Monday, Mar. 10, 1952

New Elizabethans

Before the world premiere of a new ballet last week, Lincoln Kirstein, general director of the New York City Ballet, came out of the wings and made a little hands-across-the-sea speech. Picnic at Tintagel, he explained, is something very special. It is not only an all-English affair, with choreography by Frederick Ashton of Sadler's Wells, scenery and costumes by Cecil Beaton and music by Sir Arnold Bax. It might even be called "the first fruits of the new Elizabethan age."

On sampling, the new age proved to have a strong flavor of the past: Choreographer Ashton chose as his subject the legend of Tristram and Iseult. But he gave it a twist, and the audience found it all fresh and pleasant.

A party of "trippers," costumed in 1916-style dusters, derbies and veils, comes to picnic in the ruins of the Cornish Castle of Tintagel.

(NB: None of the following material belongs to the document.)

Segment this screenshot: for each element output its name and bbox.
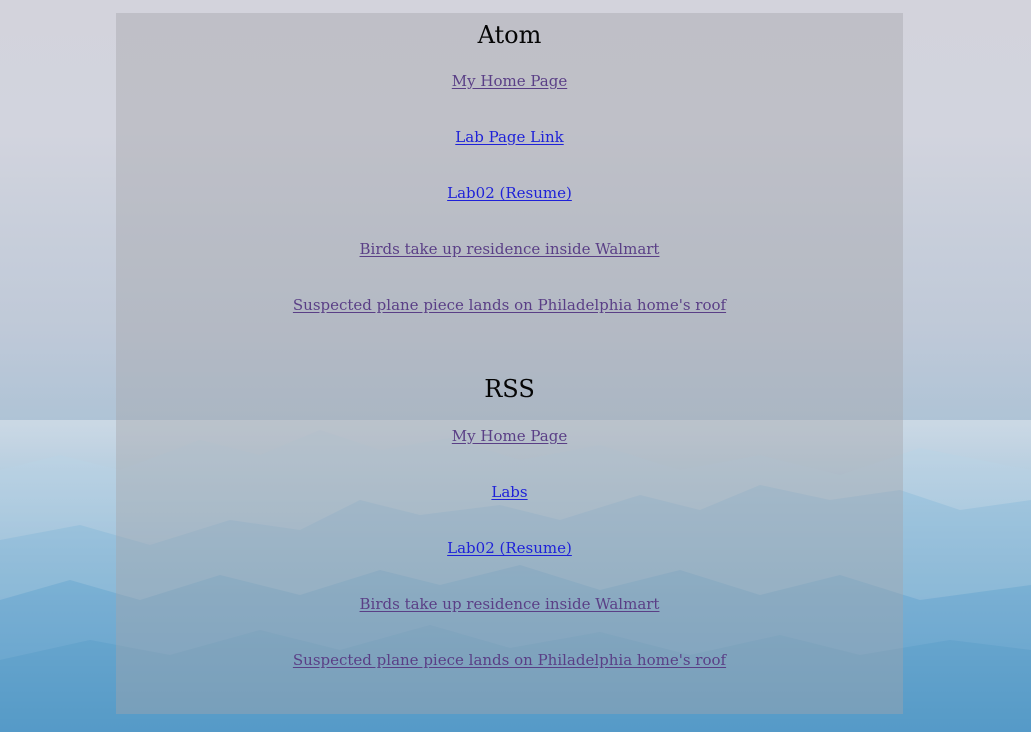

It soon develops that the romantic young man is in love with the beautiful young girl, even though she is married and her husband is along. About the time this situation has begun to look hopeless, both romantically and dance-wise, the indiscreet lovers drink to each other, and go into a magic-potion trance. The stage darkens, the ruins of Tintagel fly up, the dusters, derbies and veils come off, and in a flash the trippers have turned into Tristram, Iseult, King Mark & Co., all revealed in brilliant medieval array.

The legendary story works itself out in a lyrical dance duet by the lovers (Diana Adams, Jacques d'Amboise), a sword fight between Tristram and the cuckolded king (Francisco Moncion). Then, as Tristram and Iseult lie adying, the stage darkens again, the ruins of Tintagel descend, and the dancers don their dusters, derbies and veils. They wander off, wondering whether it was a dream or not.

Ashton produced little that was new in ballet movement. But he proved again how well he can handle character, mime and storytelling. For an audience whose principal fare is George Balanchine's classical abstractions, Ashton's little trip to Tintagel made a picnic indeed.